PCRI is proud to welcome John Anderson to our Board of Directors. His experience will be invaluable to our leadership team as he helps to advance our mission.
John Anderson is a retired business executive and prostate cancer survivor. He graduated from Miami University in 1967, served as an officer in the U.S. Air Force during the Vietnam era, and earned a Master’s Degree in Business Administration from the University of Southern California in 1974. He served in various finance and banking positions in the Los Angeles and San Francisco areas before settling into a career in the multi-family housing business where he was Senior Vice President of Asset Management at Everest Properties in Pasadena, California. He retired from that position at the end of 2014.
He was diagnosed with high-risk prostate cancer in June of 2004. There was relatively little information available at the time regarding prostate cancer treatment options. After extensive research and travel to prostate cancer treatment specialists he found his way to an oncologist. He began a two-year treatment cycle of hormone blockade, radiation and chemotherapy that has resulted in no surgery and a low and stable PSA.
Thoughts from Mr. Anderson
When I was diagnosed with high-risk prostate cancer I immediately commenced the big research project to learn about my disease.
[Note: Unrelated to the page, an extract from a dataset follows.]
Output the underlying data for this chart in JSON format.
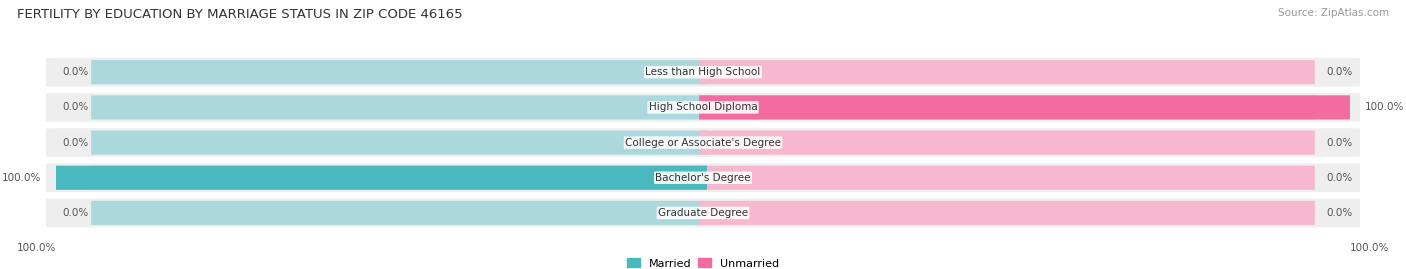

Prostate cancer had taken my father’s life in 1974 when information was nearly non-existent and treatments were primitive by comparison to today’s protocols. Even in 2004, when I was diagnosed, it took some digging to understand my disease. The internet was just beginning to take off and relatively little information was online at the time. Over a few months I was able to compile a framework of understanding through information found online, books about the disease, and online chat rooms that offered support.
I spent several months going through this process, interviewing skilled medical professionals who treated prostate cancer. By the time I was done I well understood the risks and side effects of the various treatment protocols of the day. Our oncologist suggested a combination of non-invasive modern therapies that made sense to me. I began a two-year treatment plan with my oncologist that has resulted in a low, stable PSA with little in the way of side effects, and a very high quality of life. Fourteen years after my initial diagnosis, at age 70, I still ski, bike, travel, and enjoy a wonderful family life.
The PCRI is now providing patients with the type and quality of information that I wish I could have found when I was newly diagnosed. Men and their loved ones need to understand that there are multiple treatment options and that there are serious side effect risks from invasive procedures. In joining the Board, my goal is to help PCRI expand its education and patient empowerment in prostate cancer so that patients around the world can find, modern, current information on state-of-the-art advanced diagnostic tools and treatment options in one place.